Step 2: Roll Out the Piecrust and Transfer It to a Pie Plate
For a lot of new bakers, transferring a piecrust to the pie plate without tearing, stretching, or breaking it can be a little tricky. But if you follow these instructions, it'll go just fine:
- On a floured surface, use a floured rolling pin to roll out the dough from center to edge. Using light, even strokes with the rolling pin, form a 12-inch circle with an even thickness.
- Wrap the piecrust around the rolling pin to transfer to the pie plate.
- Holding the rolling pin over the pie plate, unroll the piecrust starting at one side of the pie plate.
- Ease the piecrust into the pie plate without stretching it.
- Lightly press the piecrust into the bottom and up the sides of the pie plate.
Step 3: Shape the Edges
You can learn how to give your piecrust a special edge if you want, or you can keep it simple:
- Use kitchen scissors or a small knife to trim the excess dough to 1/2 inch beyond the edge of the pie plate.
- Build up the edge of the pie shell by folding the extra 1/2 inch of pastry under so it is even with the rim of the pie plate.
- To crimp the edge (give it a fluted shape), place a finger against the inside edge of the piecrust. Use the thumb and index finger of your other hand to press the piecrust around your finger. Continue around the full circumference of the pie plate.
Step 4: Add the Filling and Bake
- Stir together the filling for your pie according to the recipe. Pour the filling into the unbaked piecrust—keep in mind that some recipes call for baking the piecrust before filling it, so be sure to double-check your recipe before adding the filling.
- Preheat your oven so the pie bakes evenly. To prevent overbrowning, cover the edge of the pie with foil, loosely molding the foil over the pie's edge.
- Carefully transfer your pie to the oven, being careful not to spill liquid filling over the edge of the crust (if it's a single-crust pie).

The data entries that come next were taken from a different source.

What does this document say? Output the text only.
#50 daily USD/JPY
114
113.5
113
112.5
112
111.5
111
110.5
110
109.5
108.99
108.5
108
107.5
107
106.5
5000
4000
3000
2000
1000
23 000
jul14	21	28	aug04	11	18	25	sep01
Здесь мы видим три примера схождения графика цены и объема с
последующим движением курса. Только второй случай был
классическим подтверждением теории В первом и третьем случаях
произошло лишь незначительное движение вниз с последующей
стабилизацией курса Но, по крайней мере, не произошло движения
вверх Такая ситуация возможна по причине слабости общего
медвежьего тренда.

- Wondering how long to bake a pie or what temperature to preheat your oven to? It's always best to follow your recipe closely, because different pie fillings can have different baking times and temperatures (you can typically count on the temperature being between 350°F and 375°F). Remove the foil and bake 20 to 25 minutes more or as directed by your recipe.
Step 5: Test for Doneness
One of the most important parts of making a homemade pie is testing it when it comes out of the oven to make sure it's done (and we don't mean taste-testing). There are different tests for different pies, so follow these instructions when your pie comes out of the oven:
- Cream and custard pies are done when a knife inserted near the center comes out clean.
- Fruit pies are done when the filling is bubbly and the top crust is golden brown.
- Cool your pie on a wire rack. Some pies—like custard and cream pies—need to be stored in the refrigerator. Other pie recipes are best served warm, so be sure to follow your recipe's serving and storing instructions.